Empruntons une formule de Domenach. « Jamais il n’y eut autant de créateurs et aussi peu de création ». Quelques dérivations pourraient donner du sens à notre époque. Jamais il n’y eut autant de partis et aussi peu de politique. Jamais il n’y eut autant de laboratoires et si peu de découvertes. Jamais il n’y eu autant de médias et si peu d’information. Jamais il n’y eut autant de gadgets technologiques et si peu de satisfaction existentielle. Jamais il n’y eut autant de croyants et si peu de foi. Ces formules sont certes faciles mais elles indiquent bien l’état d’une époque considérée comme crépusculaire. Cela dit, la qualification de crépusculaire est toute relative et semble livrée à l’appréciation de chacun. La pénombre ne se voit pas car, qu’il s’agisse de l’œil sensible ou du regard intellectuel, l’accommodation fonctionne et l’on finit par s’habituer à évoluer dans des zones peu lumineuses.
Faut-il maintenant écrire un essai détaillé sur cette crise culturelle qui en fait, paraît aussi relever d’une crise de civilisation ; un livre en forme d’autopsie où se dessinent les formes déclinantes et dévoyées dans la plupart des champs censés incarner des « marqueurs de civilisation » ? Parmi ces champs, la philosophie, la science, les pratiques artistiques, les gouvernances industrielles et politiques, les valeurs fournissant un ressort partagé aux individus. Pour qu’un tel essai soit utile, il devrait se placer dans une démarche compréhensive autant que descriptive, avec une tentative d’explication des obstacles divers et des facteurs favorisant la « léthargie spirituelle, morale et culturelle » d’une société. Pour un résultat encore plus convaincant, une telle étude devrait emprunter quelque sillon visionnaire et tenter de cerner quelles seraient les nouvelles formes spirituelles et culturelles d’une renaissance européenne à venir.
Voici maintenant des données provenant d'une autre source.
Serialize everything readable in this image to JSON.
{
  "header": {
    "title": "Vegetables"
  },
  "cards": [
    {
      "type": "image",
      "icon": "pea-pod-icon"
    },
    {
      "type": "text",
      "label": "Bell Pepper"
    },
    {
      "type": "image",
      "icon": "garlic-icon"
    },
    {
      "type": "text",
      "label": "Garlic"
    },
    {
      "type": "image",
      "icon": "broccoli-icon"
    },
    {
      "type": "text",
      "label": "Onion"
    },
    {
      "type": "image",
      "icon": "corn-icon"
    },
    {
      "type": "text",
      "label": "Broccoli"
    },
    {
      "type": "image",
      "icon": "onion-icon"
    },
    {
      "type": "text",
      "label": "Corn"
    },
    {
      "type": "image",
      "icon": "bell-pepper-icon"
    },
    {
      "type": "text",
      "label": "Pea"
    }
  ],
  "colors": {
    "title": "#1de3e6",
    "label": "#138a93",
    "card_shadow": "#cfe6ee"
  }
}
Sans jouer forcément les Spengler de circonstance, l’idée du crépuscule occidental en général et français en particulier, devrait hanter les esprits réfléchissant sur le monde. En France, les symboles ne manquent pas. Daniela Lumbroso faite chevalier de la légion d’honneur, Loft Story et les 2 be 3 ; mais cette télé réalité et ces daub’s bands de garçons et filles nous viennent du monde anglo-saxon. Et puis, comment ne pas relier cette fin crépusculaire de civilisation à l’esprit de rente qui gagne l’Amérique, nation naguère entreprenante mais dont les entreprises jouent actuellement le repli, n’investissant plus pour l’avenir. Tout cela, le résultat de deux piteuses décennies, 1990 et 2000. Affaire à suivre donc, ici ou dans un livre.